Retail sales grew by 43.8 percent in July compared to a year earlier, while automobile sales jumped 44.5 percent in August, he points out.

The boom is helping push Venezuela to replace Chile as the richest country in Latin America, according to a Latin Business Chronicle analysis of new IMF. Venezuela's GDP per capita will likely reach $10,169 next year. By comparison, Chile's will be $7,310, the IMF said in its latest World Economic Outlook database.

FOREIGN TRADE

Venezuela's trade with neighboring Colombia is under threat thanks to Chavez' clash with his Colombian counterpart, Alvaro Uribe. "There is a risk of trade disruption in the next year, particularly in the food, textiles and automotive sectors; bi-national energy projects may also be affected," UK-based risk consultancy Exclusive Analysis said last week. "Both countries' economies would suffer if President Chavez follows through on his threats."

Chavez was asked by Uribe to help mediate a hostage deal with Colombian terrorist group FARC, but when Uribe withdrew his request due to lack of progress, Chavez threatened to retaliate by freezing all relations with its neighbor.

Colombian-Venezuelan trade last year reached $4 billion and could reach $5.5 billion this year, Exclusive Analysis points out. "Colombian exports to Venezuela have been booming, with the fastest growing exports being food, textiles, leather goods and cars," the consultancy says. "Venezuela would also suffer. Colombia is an important market for fuel and petrochemicals, but more importantly a key supplier of meat and dairy products, in addition to a range of manufactured goods."

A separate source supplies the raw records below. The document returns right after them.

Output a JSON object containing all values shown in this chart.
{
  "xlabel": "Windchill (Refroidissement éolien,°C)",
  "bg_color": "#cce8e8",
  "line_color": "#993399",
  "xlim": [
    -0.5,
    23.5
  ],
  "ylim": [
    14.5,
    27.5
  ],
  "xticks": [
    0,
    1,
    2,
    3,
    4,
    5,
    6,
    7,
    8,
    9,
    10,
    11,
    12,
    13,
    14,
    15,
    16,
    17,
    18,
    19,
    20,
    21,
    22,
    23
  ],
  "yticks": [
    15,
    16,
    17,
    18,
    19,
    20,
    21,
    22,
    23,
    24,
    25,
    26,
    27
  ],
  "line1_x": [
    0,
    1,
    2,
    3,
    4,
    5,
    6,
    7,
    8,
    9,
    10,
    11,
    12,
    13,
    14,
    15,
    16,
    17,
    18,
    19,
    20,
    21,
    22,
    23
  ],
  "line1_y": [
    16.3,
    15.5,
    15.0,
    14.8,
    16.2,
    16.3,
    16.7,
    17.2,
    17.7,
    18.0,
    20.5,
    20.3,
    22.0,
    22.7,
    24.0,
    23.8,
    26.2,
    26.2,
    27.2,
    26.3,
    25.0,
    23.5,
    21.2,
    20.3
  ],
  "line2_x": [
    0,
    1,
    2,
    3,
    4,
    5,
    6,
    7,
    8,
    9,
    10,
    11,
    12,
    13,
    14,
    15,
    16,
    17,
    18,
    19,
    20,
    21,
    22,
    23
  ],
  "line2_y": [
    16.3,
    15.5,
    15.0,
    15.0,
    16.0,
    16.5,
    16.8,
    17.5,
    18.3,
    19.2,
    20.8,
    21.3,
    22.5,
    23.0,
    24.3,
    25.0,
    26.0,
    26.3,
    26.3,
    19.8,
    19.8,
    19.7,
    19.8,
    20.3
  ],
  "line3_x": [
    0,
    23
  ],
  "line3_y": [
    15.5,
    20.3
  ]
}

A trade spat with Colombia would further worsen the shortages of basic food products, Exclusive Analysis says. However, it deems it unlikely that all imports from Colombia will be blocked, since a worsening of these shortages would foster significant animosity amongst Venezuelans.

The problems with Colombia come as Venezuela is still no closer to joining Mercosur, the South American trade pact that includes Brazil, Argentina, Paraguay and Uruguay. Brazilian business leaders last week asked their lawmakers to stop the approval process for Venezuela thanks to Chavez' threat to expropriate companies that belonged to Fedecamaras.

Despite the consumer boom, many small- and medium-sized companies in Venezuela are struggling to survive, thanks to growing taxes and restrictions. "I envision hard times for the local business in general," Stein says.